Watch Snob: The Right Watch For A Guy Starting A Career

Why is it that people like such blatant tie-ins to their professions in their watches?

Rubber Bracelets?

Dear Snob,

I’ve recently been wearing my Rolex 14060M two-liner on a strap made by Rubber B. If you’re not familiar with the brand, it makes rubber straps specifically designed for Rolex pieces with end links matching up to the case perfectly. Do you think it’s blasphemous to swap out an oyster bracelet for one of these high quality rubber straps?

Rubber B sounds like a brand of birth control sold in sports bar men’s rooms across the country. If you’ve read my column at all, you’ll know that I’m not a fan of rubber straps in general unless you’re actually using your watch near water, and even then, a steel bracelet is far more versatile.

It seems that in the past decade, watch brands have decided that they can get away with putting molded rubber straps on watches that really have no business being on rubber. Is there a single owner of a Patek Aquanaut who dares dip his wrist in water beyond washing his hands during an intermission at the opera? I didn’t think so. Chalk this trend up to the over-casualisation of the world, where jeans have become acceptable at business meetings, CEOs have stubble and dress watches are over 40 millimeters. Don’t even get me started on those silly nylon ribbon straps that every hipster is wearing. Beyond my aversion to rubber straps, Rolex is one brand whose watches simply look better on a bracelet (no, those Cellini watches don’t count). So leave the rubbers for the horny uni kids.

Vacheron Constantin Inheritance

Snob,

I am turning 22 next week, and my grandma has given me my grandfather’s watch. It was bought in 1955 as a wedding present. It is made by Vacheron Constantin and has a smallish gold face. It originally came with a gold band, but my grandfather switched it for a brown leather one. I have little knowledge about watches. I am starting an internship this year and soon a career with a big accounting firm that will require me to meet with CEOs and CFOs of companies. Is this watch made for wearing on a daily basis to work? I was also wondering what a watch like this goes for.
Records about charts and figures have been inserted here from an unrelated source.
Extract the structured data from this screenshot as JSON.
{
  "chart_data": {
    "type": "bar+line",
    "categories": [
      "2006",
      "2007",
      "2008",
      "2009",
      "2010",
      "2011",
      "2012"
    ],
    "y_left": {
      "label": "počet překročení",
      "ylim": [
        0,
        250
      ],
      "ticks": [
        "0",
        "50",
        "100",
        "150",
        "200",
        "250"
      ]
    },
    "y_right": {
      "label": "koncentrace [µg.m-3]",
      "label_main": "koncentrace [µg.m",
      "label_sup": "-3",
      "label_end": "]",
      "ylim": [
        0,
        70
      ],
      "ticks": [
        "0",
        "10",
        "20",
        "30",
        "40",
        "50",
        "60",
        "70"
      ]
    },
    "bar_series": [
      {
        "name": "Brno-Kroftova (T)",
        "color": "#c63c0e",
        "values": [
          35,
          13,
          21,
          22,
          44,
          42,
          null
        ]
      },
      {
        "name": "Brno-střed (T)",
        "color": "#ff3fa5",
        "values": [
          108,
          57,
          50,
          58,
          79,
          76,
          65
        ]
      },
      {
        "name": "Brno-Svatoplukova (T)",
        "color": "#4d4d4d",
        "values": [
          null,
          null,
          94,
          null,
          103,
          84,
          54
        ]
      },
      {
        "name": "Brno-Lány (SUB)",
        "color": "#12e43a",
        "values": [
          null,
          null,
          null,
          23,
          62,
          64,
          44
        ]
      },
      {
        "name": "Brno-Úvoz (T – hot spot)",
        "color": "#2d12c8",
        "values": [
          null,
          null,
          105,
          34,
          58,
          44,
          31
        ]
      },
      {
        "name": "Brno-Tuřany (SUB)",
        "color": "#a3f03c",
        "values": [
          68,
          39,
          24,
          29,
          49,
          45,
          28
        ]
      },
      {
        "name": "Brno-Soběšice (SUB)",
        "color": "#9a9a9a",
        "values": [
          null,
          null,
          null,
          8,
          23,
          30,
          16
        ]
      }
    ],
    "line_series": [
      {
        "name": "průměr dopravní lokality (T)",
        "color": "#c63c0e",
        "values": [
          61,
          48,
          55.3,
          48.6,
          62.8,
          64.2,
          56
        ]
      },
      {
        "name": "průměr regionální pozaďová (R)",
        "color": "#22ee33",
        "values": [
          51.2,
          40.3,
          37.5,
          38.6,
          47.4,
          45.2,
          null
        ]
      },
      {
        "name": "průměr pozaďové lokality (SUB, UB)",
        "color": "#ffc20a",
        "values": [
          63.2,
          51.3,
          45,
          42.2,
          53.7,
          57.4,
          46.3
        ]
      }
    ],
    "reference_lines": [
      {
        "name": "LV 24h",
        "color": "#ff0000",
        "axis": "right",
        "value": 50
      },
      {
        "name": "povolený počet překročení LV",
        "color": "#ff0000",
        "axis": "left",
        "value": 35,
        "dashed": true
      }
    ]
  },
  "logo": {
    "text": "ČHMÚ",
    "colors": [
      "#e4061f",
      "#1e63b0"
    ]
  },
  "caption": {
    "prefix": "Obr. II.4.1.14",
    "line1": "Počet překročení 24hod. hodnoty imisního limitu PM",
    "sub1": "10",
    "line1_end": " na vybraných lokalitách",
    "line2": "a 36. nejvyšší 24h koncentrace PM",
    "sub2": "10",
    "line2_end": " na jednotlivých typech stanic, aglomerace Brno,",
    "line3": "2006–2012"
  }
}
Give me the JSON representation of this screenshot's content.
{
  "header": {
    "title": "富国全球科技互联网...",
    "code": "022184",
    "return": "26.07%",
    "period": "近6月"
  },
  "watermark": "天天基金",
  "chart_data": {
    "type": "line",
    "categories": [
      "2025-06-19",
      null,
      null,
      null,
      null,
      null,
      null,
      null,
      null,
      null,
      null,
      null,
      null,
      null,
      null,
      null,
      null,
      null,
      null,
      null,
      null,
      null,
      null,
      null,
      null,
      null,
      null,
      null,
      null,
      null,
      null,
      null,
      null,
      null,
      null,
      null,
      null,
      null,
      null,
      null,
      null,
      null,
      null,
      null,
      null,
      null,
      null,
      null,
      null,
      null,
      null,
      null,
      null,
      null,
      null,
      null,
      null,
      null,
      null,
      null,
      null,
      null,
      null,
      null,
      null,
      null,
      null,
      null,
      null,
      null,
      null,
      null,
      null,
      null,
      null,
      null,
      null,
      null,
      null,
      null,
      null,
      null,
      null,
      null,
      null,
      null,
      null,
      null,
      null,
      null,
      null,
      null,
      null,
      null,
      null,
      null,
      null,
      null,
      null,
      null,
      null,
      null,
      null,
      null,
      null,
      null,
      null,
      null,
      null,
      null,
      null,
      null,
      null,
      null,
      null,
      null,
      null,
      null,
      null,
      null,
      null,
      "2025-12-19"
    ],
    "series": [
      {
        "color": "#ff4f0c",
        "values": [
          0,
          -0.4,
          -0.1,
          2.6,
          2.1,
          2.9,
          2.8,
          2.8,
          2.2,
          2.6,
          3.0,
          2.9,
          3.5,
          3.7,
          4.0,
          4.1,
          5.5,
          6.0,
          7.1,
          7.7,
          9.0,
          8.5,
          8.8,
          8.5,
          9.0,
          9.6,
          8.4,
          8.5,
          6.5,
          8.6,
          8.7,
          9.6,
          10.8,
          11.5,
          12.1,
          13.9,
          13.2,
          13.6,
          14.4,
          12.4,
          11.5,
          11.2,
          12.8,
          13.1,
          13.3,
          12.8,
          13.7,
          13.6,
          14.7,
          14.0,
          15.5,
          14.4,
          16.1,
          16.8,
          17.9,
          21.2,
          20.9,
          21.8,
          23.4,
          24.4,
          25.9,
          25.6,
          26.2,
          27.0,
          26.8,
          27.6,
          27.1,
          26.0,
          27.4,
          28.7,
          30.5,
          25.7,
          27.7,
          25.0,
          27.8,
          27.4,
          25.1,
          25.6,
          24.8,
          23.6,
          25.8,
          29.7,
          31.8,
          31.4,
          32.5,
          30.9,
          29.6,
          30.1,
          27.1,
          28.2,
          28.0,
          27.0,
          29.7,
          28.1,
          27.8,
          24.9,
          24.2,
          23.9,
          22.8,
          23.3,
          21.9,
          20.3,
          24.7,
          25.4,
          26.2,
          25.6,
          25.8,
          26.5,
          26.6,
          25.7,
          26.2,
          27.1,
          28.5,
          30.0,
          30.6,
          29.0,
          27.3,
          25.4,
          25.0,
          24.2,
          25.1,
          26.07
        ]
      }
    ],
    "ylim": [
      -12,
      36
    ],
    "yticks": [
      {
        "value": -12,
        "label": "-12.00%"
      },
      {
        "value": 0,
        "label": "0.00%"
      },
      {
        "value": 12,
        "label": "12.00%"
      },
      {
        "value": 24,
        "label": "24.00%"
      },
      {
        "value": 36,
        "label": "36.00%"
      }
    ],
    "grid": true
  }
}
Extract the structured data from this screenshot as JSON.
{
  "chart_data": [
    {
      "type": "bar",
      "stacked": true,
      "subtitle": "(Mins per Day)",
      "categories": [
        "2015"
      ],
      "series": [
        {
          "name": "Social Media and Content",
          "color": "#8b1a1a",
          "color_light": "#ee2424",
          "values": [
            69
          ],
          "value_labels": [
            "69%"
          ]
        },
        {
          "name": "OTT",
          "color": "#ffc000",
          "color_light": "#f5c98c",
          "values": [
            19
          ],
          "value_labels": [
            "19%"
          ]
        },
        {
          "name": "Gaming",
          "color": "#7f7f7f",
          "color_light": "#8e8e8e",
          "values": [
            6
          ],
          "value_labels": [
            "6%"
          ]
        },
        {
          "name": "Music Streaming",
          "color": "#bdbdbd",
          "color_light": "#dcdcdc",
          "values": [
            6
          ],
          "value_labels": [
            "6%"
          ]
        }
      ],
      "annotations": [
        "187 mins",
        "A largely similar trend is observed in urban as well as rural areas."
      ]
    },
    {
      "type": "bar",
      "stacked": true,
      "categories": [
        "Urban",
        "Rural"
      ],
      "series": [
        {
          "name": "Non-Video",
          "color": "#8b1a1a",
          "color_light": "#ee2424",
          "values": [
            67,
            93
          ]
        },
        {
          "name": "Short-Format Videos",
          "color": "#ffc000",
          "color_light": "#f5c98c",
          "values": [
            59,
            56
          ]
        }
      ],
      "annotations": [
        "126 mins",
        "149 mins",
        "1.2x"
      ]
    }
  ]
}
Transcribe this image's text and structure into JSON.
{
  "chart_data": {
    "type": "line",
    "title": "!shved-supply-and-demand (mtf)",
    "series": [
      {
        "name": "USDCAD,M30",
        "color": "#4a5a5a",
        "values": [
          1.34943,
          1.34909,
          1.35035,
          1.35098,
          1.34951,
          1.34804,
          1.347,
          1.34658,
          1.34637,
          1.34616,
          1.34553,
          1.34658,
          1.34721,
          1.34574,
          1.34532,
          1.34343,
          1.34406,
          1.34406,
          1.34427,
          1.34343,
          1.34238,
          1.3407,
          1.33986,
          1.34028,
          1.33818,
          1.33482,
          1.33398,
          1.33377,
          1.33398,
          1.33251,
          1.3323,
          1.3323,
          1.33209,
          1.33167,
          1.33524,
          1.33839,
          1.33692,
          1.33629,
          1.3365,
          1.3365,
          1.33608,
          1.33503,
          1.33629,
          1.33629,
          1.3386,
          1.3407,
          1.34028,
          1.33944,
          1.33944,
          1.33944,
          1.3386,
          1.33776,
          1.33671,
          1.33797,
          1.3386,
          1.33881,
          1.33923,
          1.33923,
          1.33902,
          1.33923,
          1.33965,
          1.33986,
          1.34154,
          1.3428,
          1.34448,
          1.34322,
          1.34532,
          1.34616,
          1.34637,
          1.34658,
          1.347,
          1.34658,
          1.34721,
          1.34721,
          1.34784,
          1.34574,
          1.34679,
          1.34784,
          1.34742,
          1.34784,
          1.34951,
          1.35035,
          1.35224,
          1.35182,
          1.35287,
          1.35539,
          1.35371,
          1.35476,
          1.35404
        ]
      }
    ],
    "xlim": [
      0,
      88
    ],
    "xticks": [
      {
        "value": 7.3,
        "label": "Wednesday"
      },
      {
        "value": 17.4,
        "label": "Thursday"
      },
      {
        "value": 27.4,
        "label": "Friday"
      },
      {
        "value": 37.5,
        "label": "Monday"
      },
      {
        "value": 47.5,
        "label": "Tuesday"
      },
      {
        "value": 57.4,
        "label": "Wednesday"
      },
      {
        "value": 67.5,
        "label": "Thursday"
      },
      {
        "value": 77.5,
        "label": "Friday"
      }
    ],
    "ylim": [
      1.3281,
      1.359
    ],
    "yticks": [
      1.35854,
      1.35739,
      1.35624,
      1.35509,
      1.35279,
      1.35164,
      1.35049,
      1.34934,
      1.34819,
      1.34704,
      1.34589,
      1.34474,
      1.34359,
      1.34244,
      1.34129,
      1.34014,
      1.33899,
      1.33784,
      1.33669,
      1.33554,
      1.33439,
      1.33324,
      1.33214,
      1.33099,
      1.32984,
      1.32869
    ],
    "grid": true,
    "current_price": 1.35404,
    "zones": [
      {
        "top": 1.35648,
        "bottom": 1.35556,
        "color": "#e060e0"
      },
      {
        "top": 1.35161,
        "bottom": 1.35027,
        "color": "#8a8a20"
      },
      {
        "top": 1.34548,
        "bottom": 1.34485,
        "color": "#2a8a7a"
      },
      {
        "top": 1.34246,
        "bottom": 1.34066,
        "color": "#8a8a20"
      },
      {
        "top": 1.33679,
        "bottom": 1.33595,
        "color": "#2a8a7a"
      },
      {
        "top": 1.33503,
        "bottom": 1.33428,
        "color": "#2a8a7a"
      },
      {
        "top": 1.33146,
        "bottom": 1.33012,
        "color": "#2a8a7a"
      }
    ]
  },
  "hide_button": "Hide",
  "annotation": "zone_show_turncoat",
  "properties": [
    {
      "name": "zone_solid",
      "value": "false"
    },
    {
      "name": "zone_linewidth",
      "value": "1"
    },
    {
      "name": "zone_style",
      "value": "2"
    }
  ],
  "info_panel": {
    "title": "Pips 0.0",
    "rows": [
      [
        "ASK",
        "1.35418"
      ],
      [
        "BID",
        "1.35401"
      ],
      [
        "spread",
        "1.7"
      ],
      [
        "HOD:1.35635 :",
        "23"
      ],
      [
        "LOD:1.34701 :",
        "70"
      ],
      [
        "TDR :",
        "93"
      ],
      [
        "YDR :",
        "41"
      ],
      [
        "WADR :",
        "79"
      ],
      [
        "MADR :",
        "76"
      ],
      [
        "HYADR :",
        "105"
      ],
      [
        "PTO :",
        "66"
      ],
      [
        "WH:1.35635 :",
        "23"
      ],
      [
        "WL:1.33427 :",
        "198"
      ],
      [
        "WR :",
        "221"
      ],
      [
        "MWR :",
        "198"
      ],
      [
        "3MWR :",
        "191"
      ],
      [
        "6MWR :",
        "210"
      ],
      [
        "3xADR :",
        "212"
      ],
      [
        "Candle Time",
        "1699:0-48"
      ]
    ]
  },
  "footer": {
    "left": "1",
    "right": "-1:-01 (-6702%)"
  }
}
I want to get a nice watch before my career starts, that I can wear to work every day and that will impress coworkers.

You are a breath of fresh air, a 22-year-old with taste, even if you don’t know what you have. My short answer is, yes, your Vacheron is a perfectly appropriate watch to wear daily, and you’ll find you have a finer timepiece on your wrist than most of the CEOs you’ll be meeting. Whether they’re impressed by it is another matter. But subtlety is far preferable to waving around a platinum Day-Date, and those who know will appreciate your taste. I advise you to find a reputable watchmaker or make friends at your nearest Vacheron boutique and keep the watch in good running order.

You may also want to find a second watch to wear for more sporting activities. You are 22, after all, and it would be a shame to damage your heirloom timepiece during whatever adolescent shenanigans an accounting intern finds himself in. For those purposes, there are a few years’ worth of Watch Snob columns to peruse for ideas.

Question from a Watch Knob

Pardon my blue collar intrusion, as I’m probably not in your usual readers’ pay grade. But I’m an auto mechanic who happens to like watches. Given my profession, I really like the watches that look like automotive gauges. The one I like is the Giuliano Mazzuoli, but it’s too expensive for me. But I found one that has the same vibe — the CT Scuderia. Apparently, the company owner has a background in watchmaking, and the watches look well made. What do you think? Acceptable?

I can pardon a blue collar intrusion — after all, watchmaking is a blue collar profession and anyone who works with his hands has my respect. What earns you the Watch Knob moniker is your taste in timepieces. Why is it that people like such blatant tie-ins to their professions in their watches? I’ve had doctors, engineers and pilots ask me about watches that scream what they do for money. Haven’t you people heard of business cards? The best thing about the CT Scuderia is its strap, but that is worth far less than the $1,300 the company wants for this quartz stopwatch. The head of the company designed watches for Armani and Fossil — not exactly a CV I would advertise, and his taste shows. If you insist on wearing an automotive-inspired timepiece, find yourself a vintage Heuer like an Autavia or Monza, and leave the fashion fluff to the boy racers.